One time we went down to visit some friends of ours that were working in the Manti Temple. We went to the temple as much as they did for two or three days and lived right there in a hotel. We've been to Cardston. They're putting them on so fast now we can't keep up with them.
They are doing one up here. They're just going to be half a day in the mornings. There is hardly anybody up there. After about two months, bang, people were wanting to come to the temple. And it was closed. It wasn't open in the afternoon and evening. That's how it started out. It was so close to the Salt Lake temple and Manti that they didn't think it was necessary. They were just going to do this one half a day. But it didn't work.
We got up one morning real early. For nine months we had lived over here in the ward. We were dressed and ready to work at 6:00 in the morning. We did over 200 sealings. Then we'd do a session. There was one time that I said, "Now they're going to keep the temple open." We left here at 3:00 in the morning. That would give us a good place to park close to the temple. We came home at 3:00 in the afternoon. We had been in the temple for 12 hours. We did five session and 200 sealings that day.
In St. George we were there at 3:00 in the morning. There were workers in the temple that had to be there. We did, and went through the first session. They knew what we were going to. We drove right from there to Manti. That was when the road wasn't like it is today. We got over there just before 12:00 and if we hurried so we could make this session. We went through. A lady came to the door. She gave me a name. I said, "That's the same name that I received early this morning in the St. George temple. Why are you giving me the same name here today?" The name was given in all of the temples the same day. That day it was Elizabeth. That's why it surprised me. It was something that I didn't know before. He was given the same name in that temple earlier.
We went with our son and daughter-in-law and her parents, to the Salt Lake temple with them. They were sealed in the temple. They were good Mormons. Ray and Barbara got married a few months after he got home. They said, "We can't go to the temple yet." Is aid, "But one year to the day, will you go to the temple?" He said, "I will." So the 14th of September to the very day her father and mother and us and Ray and Barbara went to Manti. That's where she wanted to be married. We all went down.
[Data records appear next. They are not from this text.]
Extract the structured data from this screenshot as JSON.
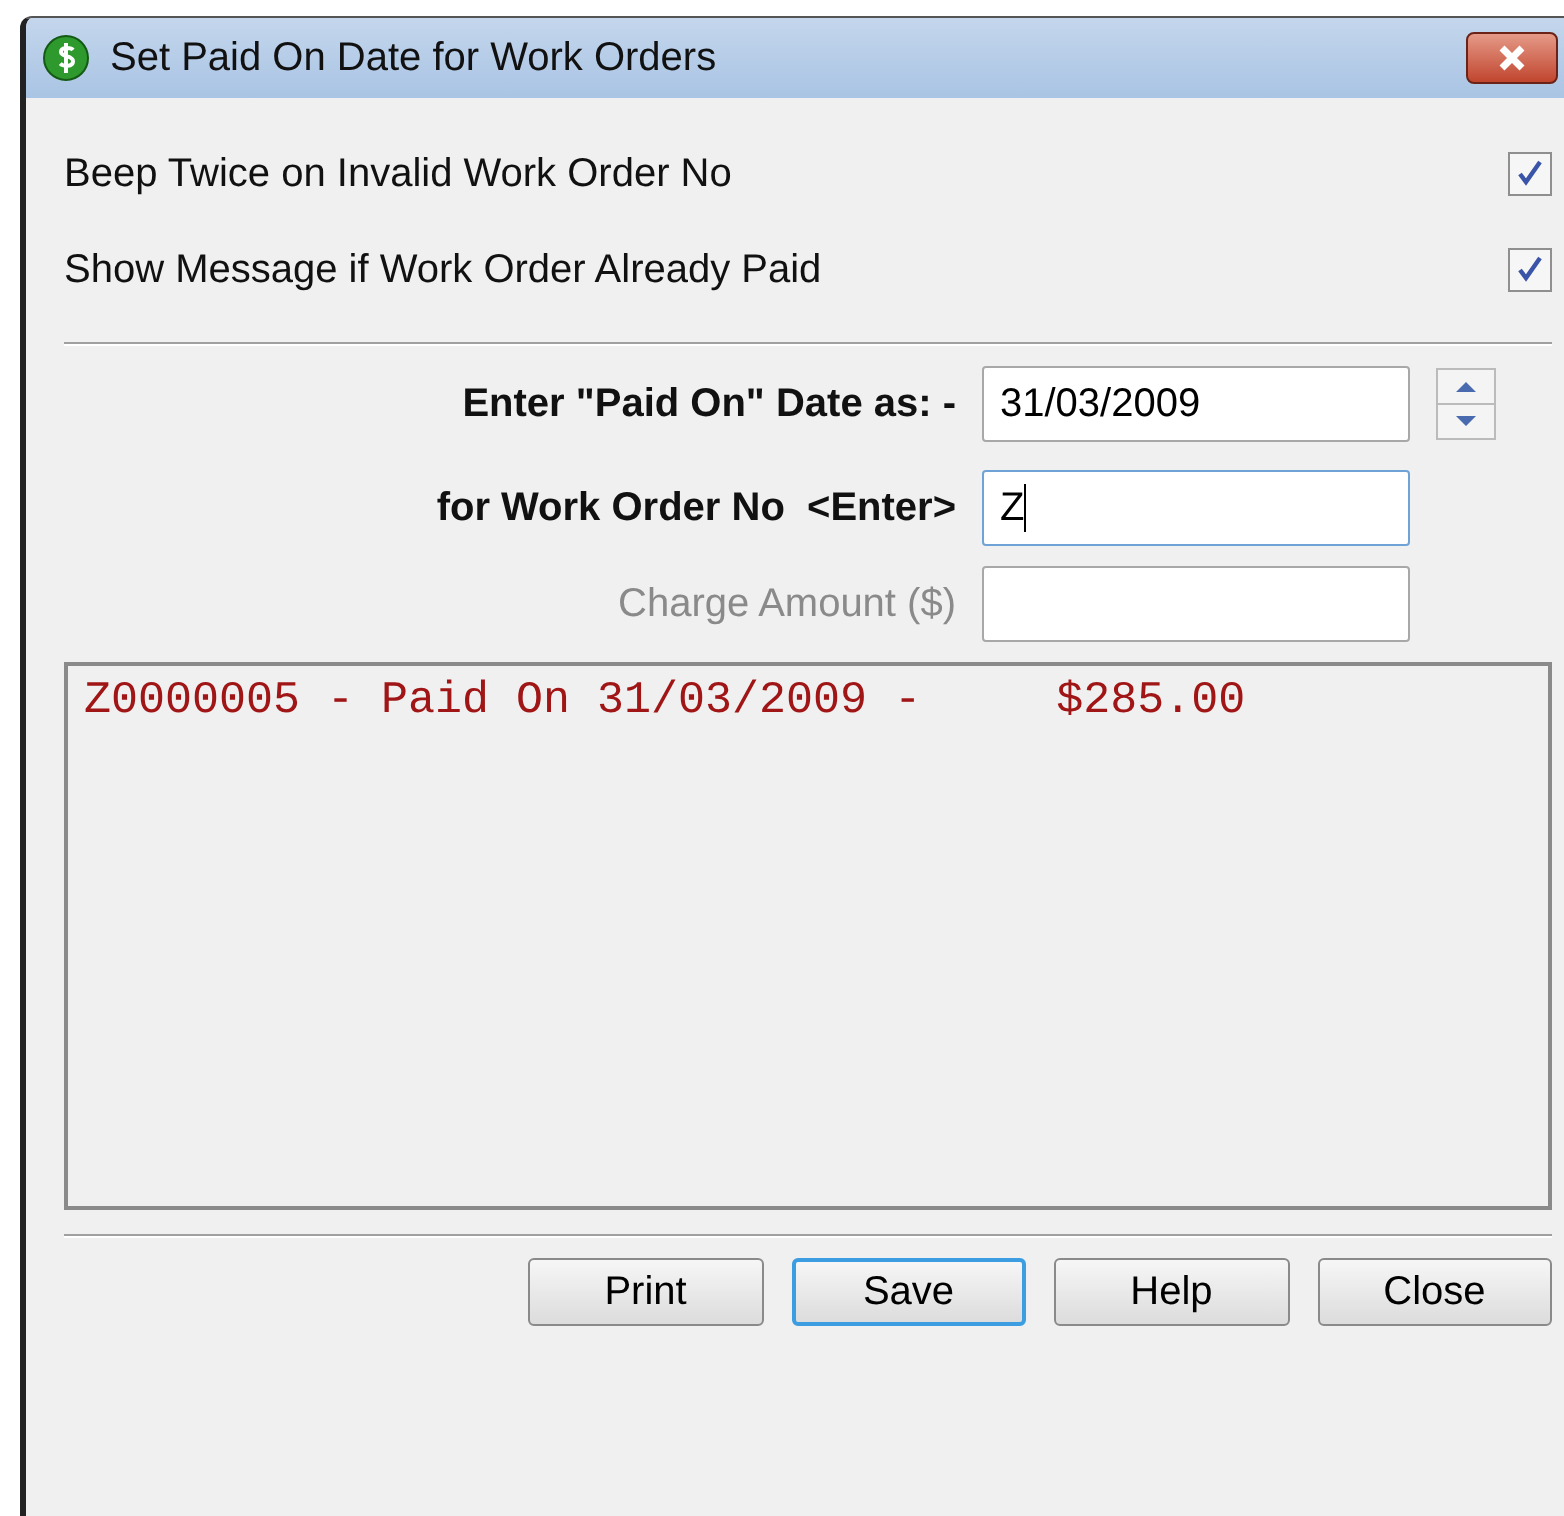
{
  "window": {
    "title": "Set Paid On Date for Work Orders"
  },
  "options": [
    {
      "label": "Beep Twice on Invalid Work Order No",
      "checked": true
    },
    {
      "label": "Show Message if Work Order Already Paid",
      "checked": true
    }
  ],
  "fields": [
    {
      "kind": "date",
      "label": "Enter \"Paid On\" Date as: -",
      "value": "31/03/2009",
      "disabled": false,
      "focused": false
    },
    {
      "kind": "text",
      "label": "for Work Order No  <Enter>",
      "value": "Z",
      "disabled": false,
      "focused": true
    },
    {
      "kind": "text",
      "label": "Charge Amount ($)",
      "disabled": true,
      "focused": false
    }
  ],
  "log": [
    {
      "text": "Z0000005 - Paid On 31/03/2009 -     $285.00"
    }
  ],
  "buttons": [
    {
      "label": "Print",
      "selected": false
    },
    {
      "label": "Save",
      "selected": true
    },
    {
      "label": "Help",
      "selected": false
    },
    {
      "label": "Close",
      "selected": false
    }
  ]
}
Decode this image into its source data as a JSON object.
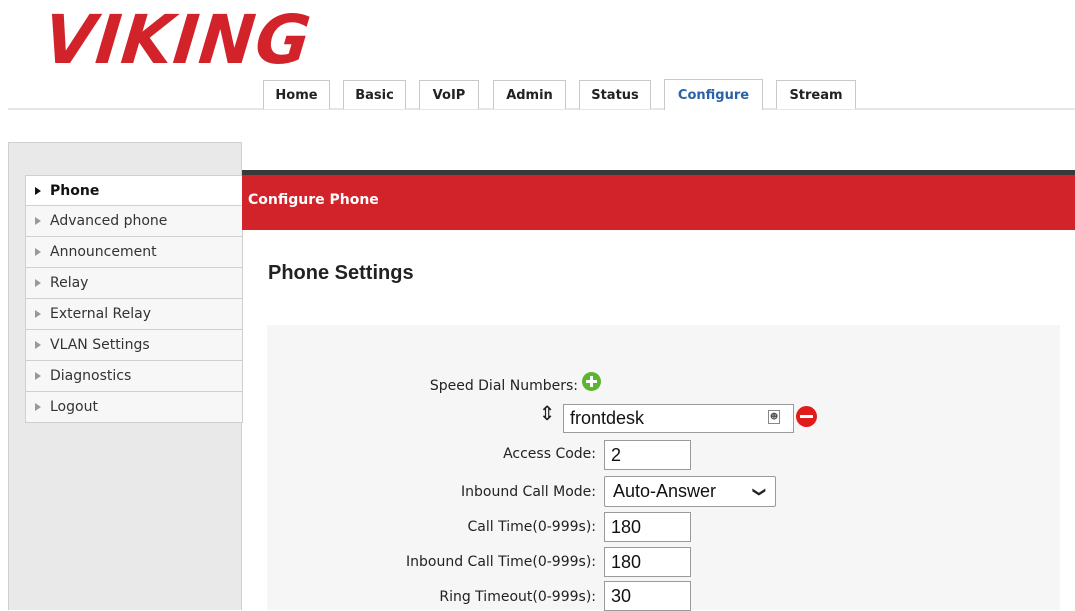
{
  "brand": {
    "logo_text": "VIKING"
  },
  "nav": {
    "tabs": [
      {
        "label": "Home"
      },
      {
        "label": "Basic"
      },
      {
        "label": "VoIP"
      },
      {
        "label": "Admin"
      },
      {
        "label": "Status"
      },
      {
        "label": "Configure",
        "active": true
      },
      {
        "label": "Stream"
      }
    ]
  },
  "sidebar": {
    "items": [
      {
        "label": "Phone",
        "active": true
      },
      {
        "label": "Advanced phone"
      },
      {
        "label": "Announcement"
      },
      {
        "label": "Relay"
      },
      {
        "label": "External Relay"
      },
      {
        "label": "VLAN Settings"
      },
      {
        "label": "Diagnostics"
      },
      {
        "label": "Logout"
      }
    ]
  },
  "header": {
    "title": "Configure Phone"
  },
  "section": {
    "title": "Phone Settings"
  },
  "form": {
    "speed_dial": {
      "label": "Speed Dial Numbers:",
      "value": "frontdesk"
    },
    "access_code": {
      "label": "Access Code:",
      "value": "2"
    },
    "inbound_call_mode": {
      "label": "Inbound Call Mode:",
      "value": "Auto-Answer"
    },
    "call_time": {
      "label": "Call Time(0-999s):",
      "value": "180"
    },
    "inbound_call_time": {
      "label": "Inbound Call Time(0-999s):",
      "value": "180"
    },
    "ring_timeout": {
      "label": "Ring Timeout(0-999s):",
      "value": "30"
    }
  },
  "icons": {
    "add": "plus-circle-icon",
    "remove": "minus-circle-icon",
    "drag": "drag-handle-icon",
    "contact": "contact-card-icon",
    "dropdown": "chevron-down-icon"
  },
  "colors": {
    "brand_red": "#d2232a",
    "active_tab": "#2a62a8",
    "add_green": "#5cb531",
    "remove_red": "#e01b1b"
  }
}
Neither Ray nor Barbara had been sealed to either of us. Now they have been sealed to us. The president of the temple wanted to know the records. Ray was sealed to us. Barbara was sealed to her father and mother. Then he married them in the temple and sealed them. He said, "I've been here for years and that's the first time I've ever seen that done." It was something.
My father traveled. He was an insurance man. Wherever they'd go where there was a temple, they'd go. We got to go to Cardston and the Idaho Falls and Arizona temples. We saw a lot of temples.
WINN: Thank you so much for sharing these things.